Minnesota Nursing magazine

What moves seniors to move?

Friendly, social comparison may be key
Barb Schlaefer
For older adults, an accidental fall can be a pivotal event causing lasting changes in mobility, independence, health and well-being.

Because the costs and consequences of falls among older adults are significant, new research on fall prevention has gained attention nationwide.

Not surprisingly, consistent physical activity to maintain strength and balance in the legs is key to preventing falls. Less clear, however, is the most effective way to inspire older adults to exercise regularly. A recent clinical trial led by Assistant Professor Siobhan McMahon, PhD, MPH, APRN, GNP-BC, explored this question, by comparing different approaches for encouraging increased physical activity.

The study’s 102 participants each received Fitbits, which track physical activity. They were assigned to one of four experimental groups. All groups were given the same instructions and practiced recommended physical activities. However, each group was given a different mix of behavior change strategies to encourage them to integrate these physical activities into their everyday lives.

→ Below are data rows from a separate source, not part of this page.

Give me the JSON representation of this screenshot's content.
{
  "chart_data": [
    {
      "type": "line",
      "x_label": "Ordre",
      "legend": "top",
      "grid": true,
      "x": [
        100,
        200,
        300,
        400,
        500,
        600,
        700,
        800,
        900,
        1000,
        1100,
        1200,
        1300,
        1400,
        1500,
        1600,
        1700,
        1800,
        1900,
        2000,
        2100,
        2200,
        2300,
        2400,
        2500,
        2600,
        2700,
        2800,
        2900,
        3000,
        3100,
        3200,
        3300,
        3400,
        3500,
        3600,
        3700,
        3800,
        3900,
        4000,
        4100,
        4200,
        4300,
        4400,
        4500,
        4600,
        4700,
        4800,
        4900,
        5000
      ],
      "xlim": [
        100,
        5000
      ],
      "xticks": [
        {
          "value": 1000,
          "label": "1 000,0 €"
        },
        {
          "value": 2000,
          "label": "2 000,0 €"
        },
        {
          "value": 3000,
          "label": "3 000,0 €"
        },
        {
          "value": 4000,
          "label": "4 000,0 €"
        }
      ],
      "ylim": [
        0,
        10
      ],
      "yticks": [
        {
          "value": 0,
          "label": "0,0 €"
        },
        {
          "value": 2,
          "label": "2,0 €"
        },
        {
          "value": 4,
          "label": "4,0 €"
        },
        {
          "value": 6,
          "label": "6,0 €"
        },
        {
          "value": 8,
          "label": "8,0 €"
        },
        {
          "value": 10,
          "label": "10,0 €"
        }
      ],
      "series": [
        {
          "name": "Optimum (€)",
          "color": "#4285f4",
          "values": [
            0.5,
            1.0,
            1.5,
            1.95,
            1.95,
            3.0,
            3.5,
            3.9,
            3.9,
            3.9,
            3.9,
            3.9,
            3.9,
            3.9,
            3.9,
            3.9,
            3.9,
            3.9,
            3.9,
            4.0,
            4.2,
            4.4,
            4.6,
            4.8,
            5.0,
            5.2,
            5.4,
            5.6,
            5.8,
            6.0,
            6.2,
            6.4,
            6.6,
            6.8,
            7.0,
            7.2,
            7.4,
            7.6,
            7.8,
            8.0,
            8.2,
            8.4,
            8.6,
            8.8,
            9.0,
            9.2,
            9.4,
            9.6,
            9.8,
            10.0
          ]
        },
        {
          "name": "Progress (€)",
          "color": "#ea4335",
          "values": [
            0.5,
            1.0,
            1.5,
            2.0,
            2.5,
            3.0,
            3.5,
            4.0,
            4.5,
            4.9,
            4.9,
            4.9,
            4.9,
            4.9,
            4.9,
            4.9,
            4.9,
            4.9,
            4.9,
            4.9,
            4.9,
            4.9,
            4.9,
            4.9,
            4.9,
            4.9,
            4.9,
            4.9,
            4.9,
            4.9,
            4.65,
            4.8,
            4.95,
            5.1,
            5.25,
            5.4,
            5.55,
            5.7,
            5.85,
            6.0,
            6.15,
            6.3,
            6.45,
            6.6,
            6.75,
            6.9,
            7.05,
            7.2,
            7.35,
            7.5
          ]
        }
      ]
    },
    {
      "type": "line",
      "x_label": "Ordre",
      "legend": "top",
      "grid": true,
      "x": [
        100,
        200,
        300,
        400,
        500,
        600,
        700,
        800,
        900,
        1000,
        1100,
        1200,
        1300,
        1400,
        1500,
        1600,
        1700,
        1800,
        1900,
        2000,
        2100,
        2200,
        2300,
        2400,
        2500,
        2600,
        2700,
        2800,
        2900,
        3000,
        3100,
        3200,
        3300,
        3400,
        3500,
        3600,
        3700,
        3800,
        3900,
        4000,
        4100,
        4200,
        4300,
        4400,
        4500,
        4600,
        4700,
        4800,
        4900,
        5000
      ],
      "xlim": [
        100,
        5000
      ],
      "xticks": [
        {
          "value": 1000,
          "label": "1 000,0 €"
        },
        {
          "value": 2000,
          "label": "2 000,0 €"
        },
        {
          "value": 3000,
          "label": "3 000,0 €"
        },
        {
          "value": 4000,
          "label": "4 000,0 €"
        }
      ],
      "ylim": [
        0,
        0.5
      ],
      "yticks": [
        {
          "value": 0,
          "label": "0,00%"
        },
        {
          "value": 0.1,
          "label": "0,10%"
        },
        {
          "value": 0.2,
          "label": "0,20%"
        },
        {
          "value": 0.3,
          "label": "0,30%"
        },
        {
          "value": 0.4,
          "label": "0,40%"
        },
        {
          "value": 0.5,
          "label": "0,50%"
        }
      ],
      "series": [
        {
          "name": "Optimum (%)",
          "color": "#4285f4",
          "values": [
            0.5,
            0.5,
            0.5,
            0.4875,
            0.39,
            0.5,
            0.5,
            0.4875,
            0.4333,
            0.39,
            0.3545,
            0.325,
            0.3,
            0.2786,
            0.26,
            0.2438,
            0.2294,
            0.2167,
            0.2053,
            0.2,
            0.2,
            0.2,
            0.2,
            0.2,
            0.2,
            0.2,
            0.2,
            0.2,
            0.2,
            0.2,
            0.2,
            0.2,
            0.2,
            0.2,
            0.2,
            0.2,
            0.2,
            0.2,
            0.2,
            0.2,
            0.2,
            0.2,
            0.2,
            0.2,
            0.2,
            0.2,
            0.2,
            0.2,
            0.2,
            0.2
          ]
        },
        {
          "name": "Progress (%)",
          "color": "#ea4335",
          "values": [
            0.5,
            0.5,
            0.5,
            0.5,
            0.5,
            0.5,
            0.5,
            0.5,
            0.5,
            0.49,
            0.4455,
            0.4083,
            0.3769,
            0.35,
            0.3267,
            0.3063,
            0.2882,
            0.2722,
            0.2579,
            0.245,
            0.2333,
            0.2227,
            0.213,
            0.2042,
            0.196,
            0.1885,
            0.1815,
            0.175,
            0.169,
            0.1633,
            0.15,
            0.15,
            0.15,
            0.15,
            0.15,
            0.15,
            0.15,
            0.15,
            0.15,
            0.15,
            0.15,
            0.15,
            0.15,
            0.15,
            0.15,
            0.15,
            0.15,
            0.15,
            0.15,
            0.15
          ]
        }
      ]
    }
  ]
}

“Our question was, ‘Which strategy, or combination of strategies, elicits increased physical activity, measured objectively using the Fitbits?” said McMahon.

The study results, about to be published in the Annals of Behavioral Medicine by Springer Publishing, suggest that those who participated in what McMahon’s team called the interpersonal strategy increased their physical activity more than others in the study, for up to six months after the intervention ended. This set of interpersonal strategies included small-group activities such as friendly social comparison. This approach required dialogue and exchange between peers — collaborative learning — about physical activity-related ideas and experiences to elicit individual change.

The other set of strategies was called intrapersonal because it involved more introspective activities such as receiving formal instruction, creating personal goals and plans and then discussing these in small groups. Although the intrapersonal strategies are traditional — used often in physical activity programs for younger adults — it was the interpersonal strategies in this study that elicited significant increases in participants’ physical activity.

McMahon says she was initially surprised by the findings, but should not have been. “When we look at lifespan developmental theory and the preferences of older adults, our findings make sense,” she said. “Older adults tend to value social connections that are emotionally satisfying. It may be that the exchange of knowledge and expertise among peers about physical activity motivated participants to engage more in physical activity in their everyday lives.”

While interpersonal strategies may be an innovative way to encourage older adults to move more, further research is needed before translating these strategies into practice. McMahon’s next study will attempt to reproduce these findings with a larger clinical trial and investigate intervention effects on falls and quality of life. Results could inform practice for falls prevention.

This KL2 study was funded by grants from the University of Minnesota Center for Translational Science Institute and a Grant in Aid.